I saw Oprah show the other day on autism. Naturally, I was interested in what everyone had to say, and wanted to see how so many families are doing with their children who are autistic.
Since Paige has been born, I've always been somewhat puzzled about human development and human nature. We try to be so politically correct, and so unbiased, and so accepting of people who are different, whether it be because of race, religion, color, ability, etc.
But, I sometimes feel as if I fall very short of that non-prejudice way that I am supposed to be living.
I wrestle with a lot of things when I consider Paige "disabled." Even more so in the last year, as we have received an additional diagnosis of autism, and as I have been reading so much about autism itself through the eyes of a person who is autistic. Amanda has made me re-think so many things, and has made me realize maybe I haven't been that far off in the things that I have considered.
Like most parents of a child with T21, or other developmental challenge, I have, at times, felt very guilty and very much like a bad Mom when I haven't been rigid in my "training" of Paige - when I have let a therapy slip, or tossed away an afternoon by playing in the pool instead of working on letters or speech, or behavior.
I think for all of us, there's always this nagging thought that we could have done just a little more...and if we did, maybe our kids would be just a little farther ahead in their progress if we did.
But, here's the rub...
I have always accessed all of the available services for Paige - OT, PT, SLP, hippotherapy - you name it, we have faithfully signed up for it all.
Yet, here I am, the mom of a beautiful, intelligent little girl of 10 who does not speak...who by all accounts, is perhaps at around a 3 year old age level in all areas (except speech, of course).
What I wrestle with, though, is this...
Maybe, just maybe, its quite o.k. that she is developmentally 3 years old. Maybe, just maybe, that is exactly how God has intended her to be. Maybe she's not broken, and maybe I shouldn't be trying to glue the pieces back together.
We all say we want our kids to be happy. Would Paige be immensely happier if I were able to train the T21 or autism out of her? I'm not so sure she would be...because she seems quite joyous just as she is.
Is it fair for us to strive so much to bring our kids closer to "normal"? Or is it simply our desire to have them be more "normal?"
Obviously, we should be doing everything we can for our kids to help them achieve their best, just like we would do with our typical children. But how much farther should we go...how much harder should we push kids with developmental delays?
At what point does it rob them of their ability to be "normal" in their own context? Amanda writes often of liking herself just as she is, and wanting to be accepted just as she is; she doesn't require fixing.
We really must not forget the benefits of a good giggle fest on the floor of the living room, or a strawberry dipped in whipping cream just because it tastes good, not because it helps with oral motor skills.
We have to remember the joy of reading for the sake of reading, not just as an essential quest to allow our children independence. Bubbles in the bathtub are just as beneficial when they are fun and silly and making Santa beards as they are when they are part of speech therapy.

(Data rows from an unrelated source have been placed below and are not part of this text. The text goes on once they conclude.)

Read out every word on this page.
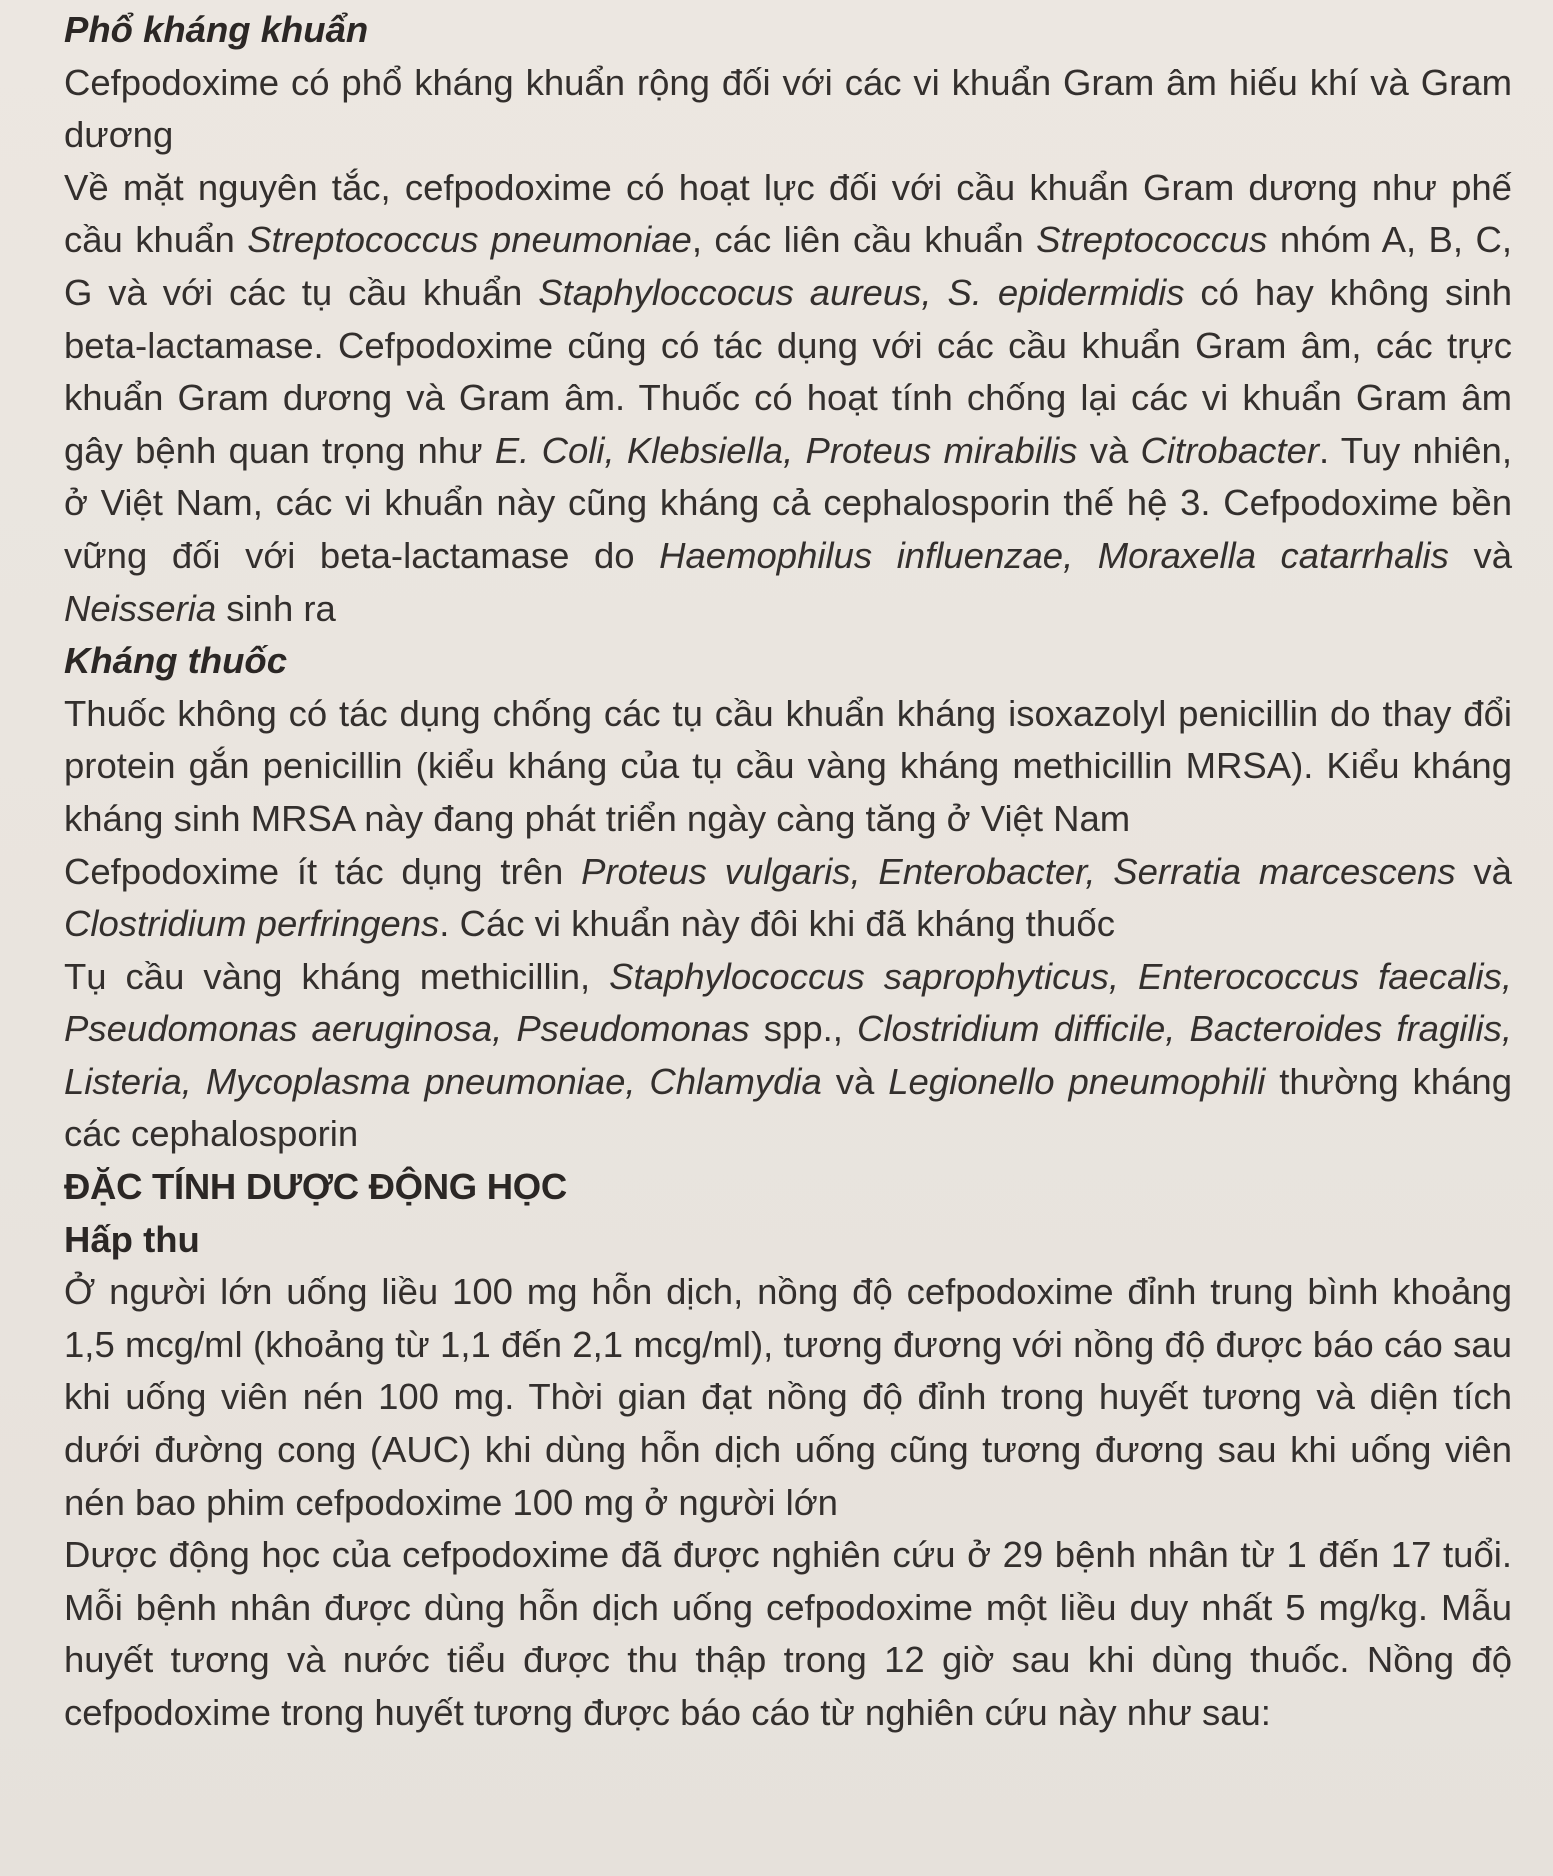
Phổ kháng khuẩn

Cefpodoxime có phổ kháng khuẩn rộng đối với các vi khuẩn Gram âm hiếu khí và Gram dương

Về mặt nguyên tắc, cefpodoxime có hoạt lực đối với cầu khuẩn Gram dương như phế cầu khuẩn Streptococcus pneumoniae, các liên cầu khuẩn Streptococcus nhóm A, B, C, G và với các tụ cầu khuẩn Staphyloccocus aureus, S. epidermidis có hay không sinh beta-lactamase. Cefpodoxime cũng có tác dụng với các cầu khuẩn Gram âm, các trực khuẩn Gram dương và Gram âm. Thuốc có hoạt tính chống lại các vi khuẩn Gram âm gây bệnh quan trọng như E. Coli, Klebsiella, Proteus mirabilis và Citrobacter. Tuy nhiên, ở Việt Nam, các vi khuẩn này cũng kháng cả cephalosporin thế hệ 3. Cefpodoxime bền vững đối với beta-lactamase do Haemophilus influenzae, Moraxella catarrhalis và Neisseria sinh ra

Kháng thuốc

Thuốc không có tác dụng chống các tụ cầu khuẩn kháng isoxazolyl penicillin do thay đổi protein gắn penicillin (kiểu kháng của tụ cầu vàng kháng methicillin MRSA). Kiểu kháng kháng sinh MRSA này đang phát triển ngày càng tăng ở Việt Nam

Cefpodoxime ít tác dụng trên Proteus vulgaris, Enterobacter, Serratia marcescens và Clostridium perfringens. Các vi khuẩn này đôi khi đã kháng thuốc

Tụ cầu vàng kháng methicillin, Staphylococcus saprophyticus, Enterococcus faecalis, Pseudomonas aeruginosa, Pseudomonas spp., Clostridium difficile, Bacteroides fragilis, Listeria, Mycoplasma pneumoniae, Chlamydia và Legionello pneumophili thường kháng các cephalosporin

ĐẶC TÍNH DƯỢC ĐỘNG HỌC

Hấp thu

Ở người lớn uống liều 100 mg hỗn dịch, nồng độ cefpodoxime đỉnh trung bình khoảng 1,5 mcg/ml (khoảng từ 1,1 đến 2,1 mcg/ml), tương đương với nồng độ được báo cáo sau khi uống viên nén 100 mg. Thời gian đạt nồng độ đỉnh trong huyết tương và diện tích dưới đường cong (AUC) khi dùng hỗn dịch uống cũng tương đương sau khi uống viên nén bao phim cefpodoxime 100 mg ở người lớn

Dược động học của cefpodoxime đã được nghiên cứu ở 29 bệnh nhân từ 1 đến 17 tuổi. Mỗi bệnh nhân được dùng hỗn dịch uống cefpodoxime một liều duy nhất 5 mg/kg. Mẫu huyết tương và nước tiểu được thu thập trong 12 giờ sau khi dùng thuốc. Nồng độ cefpodoxime trong huyết tương được báo cáo từ nghiên cứu này như sau:
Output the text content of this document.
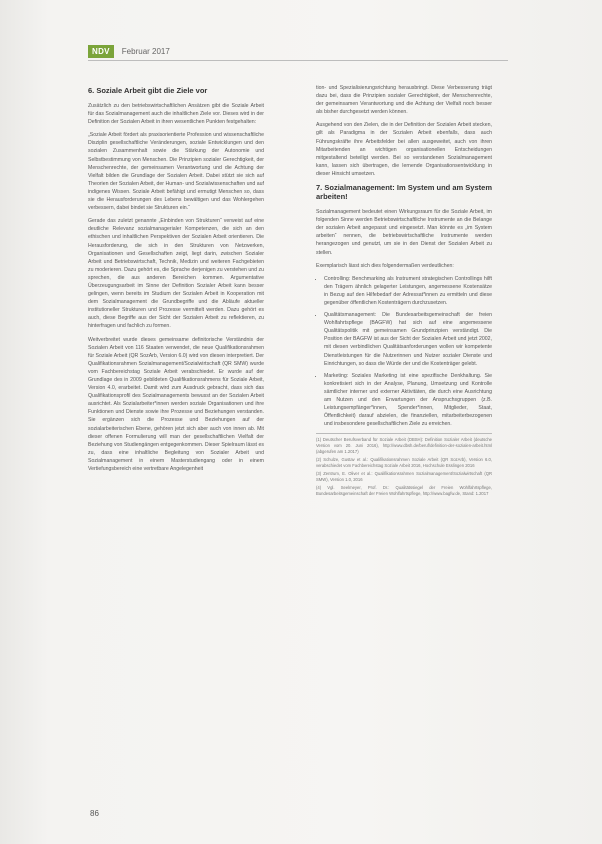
NDV	Februar 2017
6. Soziale Arbeit gibt die Ziele vor

Zusätzlich zu den betriebswirtschaftlichen Ansätzen gibt die Soziale Arbeit für das Sozialmanagement auch die inhaltlichen Ziele vor. Dieses wird in der Definition der Sozialen Arbeit in ihren wesentlichen Punkten festgehalten:

„Soziale Arbeit fördert als praxisorientierte Profession und wissenschaftliche Disziplin gesellschaftliche Veränderungen, soziale Entwicklungen und den sozialen Zusammenhalt sowie die Stärkung der Autonomie und Selbstbestimmung von Menschen. Die Prinzipien sozialer Gerechtigkeit, der Menschenrechte, der gemeinsamen Verantwortung und die Achtung der Vielfalt bilden die Grundlage der Sozialen Arbeit. Dabei stützt sie sich auf Theorien der Sozialen Arbeit, der Human- und Sozialwissenschaften und auf indigenes Wissen. Soziale Arbeit befähigt und ermutigt Menschen so, dass sie die Herausforderungen des Lebens bewältigen und das Wohlergehen verbessern, dabei bindet sie Strukturen ein.“

Gerade das zuletzt genannte „Einbinden von Strukturen“ verweist auf eine deutliche Relevanz sozialmanagerialer Kompetenzen, die sich an den ethischen und inhaltlichen Perspektiven der Sozialen Arbeit orientieren. Die Herausforderung, die sich in den Strukturen von Netzwerken, Organisationen und Gesellschaften zeigt, liegt darin, zwischen Sozialer Arbeit und Betriebswirtschaft, Technik, Medizin und weiteren Fachgebieten zu moderieren. Dazu gehört es, die Sprache derjenigen zu verstehen und zu sprechen, die aus anderen Bereichen kommen. Argumentative Überzeugungsarbeit im Sinne der Definition Sozialer Arbeit kann besser gelingen, wenn bereits im Studium der Sozialen Arbeit in Kooperation mit dem Sozialmanagement die Grundbegriffe und die Abläufe aktueller institutioneller Strukturen und Prozesse vermittelt werden. Dazu gehört es auch, diese Begriffe aus der Sicht der Sozialen Arbeit zu reflektieren, zu hinterfragen und fachlich zu formen.

Weitverbreitet wurde dieses gemeinsame definitorische Verständnis der Sozialen Arbeit von 116 Staaten verwendet, die neue Qualifikationsrahmen für Soziale Arbeit (QR SozArb, Version 6.0) wird von diesen interpretiert. Der Qualifikationsrahmen Sozialmanagement/Sozialwirtschaft (QR SMW) wurde vom Fachbereichstag Soziale Arbeit verabschiedet. Er wurde auf der Grundlage des in 2009 gebildeten Qualifikationsrahmens für Soziale Arbeit, Version 4.0, erarbeitet. Damit wird zum Ausdruck gebracht, dass sich das Qualifikationsprofil des Sozialmanagements bewusst an der Sozialen Arbeit ausrichtet. Als Sozialarbeiter*innen werden soziale Organisationen und ihre Funktionen und Dienste sowie ihre Prozesse und Beziehungen verstanden. Sie ergänzen sich die Prozesse und Beziehungen auf der sozialarbeiterischen Ebene, gehören jetzt sich aber auch von innen ab. Mit dieser offenen Formulierung will man der gesellschaftlichen Vielfalt der Beziehung von Studiengängen entgegenkommen. Dieser Spielraum lässt es zu, dass eine inhaltliche Begleitung von Sozialer Arbeit und Sozialmanagement in einem Masterstudiengang oder in einem Vertiefungsbereich eine vertretbare Angelegenheit

tion- und Spezialisierungsrichtung herausbringt. Diese Verbesserung trägt dazu bei, dass die Prinzipien sozialer Gerechtigkeit, der Menschenrechte, der gemeinsamen Verantwortung und die Achtung der Vielfalt noch besser als bisher durchgesetzt werden können.

Ausgehend von den Zielen, die in der Definition der Sozialen Arbeit stecken, gilt als Paradigma in der Sozialen Arbeit ebenfalls, dass auch Führungskräfte ihre Arbeitsfelder bei allen ausgeweitet, auch von ihren Mitarbeitenden an wichtigen organisationellen Entscheidungen mitgestaltend beteiligt werden. Bei so verstandenen Sozialmanagement kann, lassen sich übertragen, die lernende Organisationsentwicklung in dieser Hinsicht umsetzen.

7. Sozialmanagement: Im System und am System arbeiten!

Sozialmanagement bedeutet einen Wirkungsraum für die Soziale Arbeit, im folgenden Sinne werden Betriebswirtschaftliche Instrumente an die Belange der sozialen Arbeit angepasst und eingesetzt. Man könnte es „im System arbeiten“ nennen, die betriebswirtschaftliche Instrumente werden herangezogen und genutzt, um sie in den Dienst der Sozialen Arbeit zu stellen.

Exemplarisch lässt sich dies folgendermaßen verdeutlichen:

• Controlling: Benchmarking als Instrument strategischen Controllings hilft den Trägern ähnlich gelagerter Leistungen, angemessene Kostensätze in Bezug auf den Hilfebedarf der Adressat*innen zu ermitteln und diese gegenüber öffentlichen Kostenträgern durchzusetzen.
• Qualitätsmanagement: Die Bundesarbeitsgemeinschaft der freien Wohlfahrtspflege (BAGFW) hat sich auf eine angemessene Qualitätspolitik mit gemeinsamen Grundprinzipien verständigt. Die Position der BAGFW ist aus der Sicht der Sozialen Arbeit und jetzt 2002, mit diesen verbindlichen Qualitätsanforderungen wollen wir kompetente Dienstleistungen für die Nutzerinnen und Nutzer sozialer Dienste und Einrichtungen, so dass die Würde der und die Kostenträger gelebt.
• Marketing: Soziales Marketing ist eine spezifische Denkhaltung. Sie konkretisiert sich in der Analyse, Planung, Umsetzung und Kontrolle sämtlicher interner und externer Aktivitäten, die durch eine Ausrichtung am Nutzen und den Erwartungen der Anspruchsgruppen (z.B. Leistungsempfänger*innen, Spender*innen, Mitglieder, Staat, Öffentlichkeit) darauf abzielen, die finanziellen, mitarbeiterbezogenen und insbesondere gesellschaftlichen Ziele zu erreichen.
(1) Deutscher Berufsverband für Soziale Arbeit (DBSH): Definition Sozialer Arbeit (deutsche Version vom 20. Juni 2016), http://www.dbsh.de/beruf/definition-der-sozialen-arbeit.html (abgerufen am 1.2017)
(2) Schulze, Gustav et al.: Qualifikationsrahmen Soziale Arbeit (QR SozArb), Version 6.0, verabschiedet vom Fachbereichstag Soziale Arbeit 2016, Hochschule Esslingen 2016
(3) Zentrum, E. Oliver et al.: Qualifikationsrahmen Sozialmanagement/Sozialwirtschaft (QR SMW), Version 1.0, 2016
(4) Vgl. Seelmeyer, Prof. Dr.: Qualitätssiegel der Freien Wohlfahrtspflege, Bundesarbeitsgemeinschaft der Freien Wohlfahrtspflege, http://www.bagfw.de, Stand: 1.2017
86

And while we are at it, we need to give ourselves a break about being perfect parents. Because you know what? Perfect parents of perfect children have kids that have temper tantrums in the mall, and cry over nothing sometimes, and strike another child because she has his toy.
In the video on Oprah, one parent worried about her son's "inappropriate touching" of strangers. He liked to hug people. Imagine the horror!!! Imagine how bad it would be if we got 50 hugs a day instead of two or three? Imagine when a teenager with autism claps his hands excitedly and cheers because he recognizes a song he loves?
I'm starting a campaign - I'll be that person who welcomes the inappropriate behavior of a person with autism or T21. If there's a song on the radio that requires a dance, I'll stop and dance - if someone wants to hug me, I'll take 10 or 15 seconds out of my day to receive and return that hug. If someone wants to teach me a tune that consists of a few repetitive syllables, I'll be happy to sing along.
In the meantime, for all of those people who try to train our kids out of inappropriate behavior who might be worried about job security, I've got a few suggestions for you...
Maybe you can work on the person who cuts me off on the highway and flips me the bird. Or who stands 10 feet outside the front door of a building and smokes at me. Or waits on me in the grocery store without so much as a kind word, or an acknowledgement of my presence. Or who stops and stares at me when I share a full body hug with Paige, that involves wrapping not only arms, but legs around my body and saying, "I love" over and over again. Or the one who swears at her child in Walmart out of frustration.
Maybe everyone needs to work on appropriate behavior sometimes.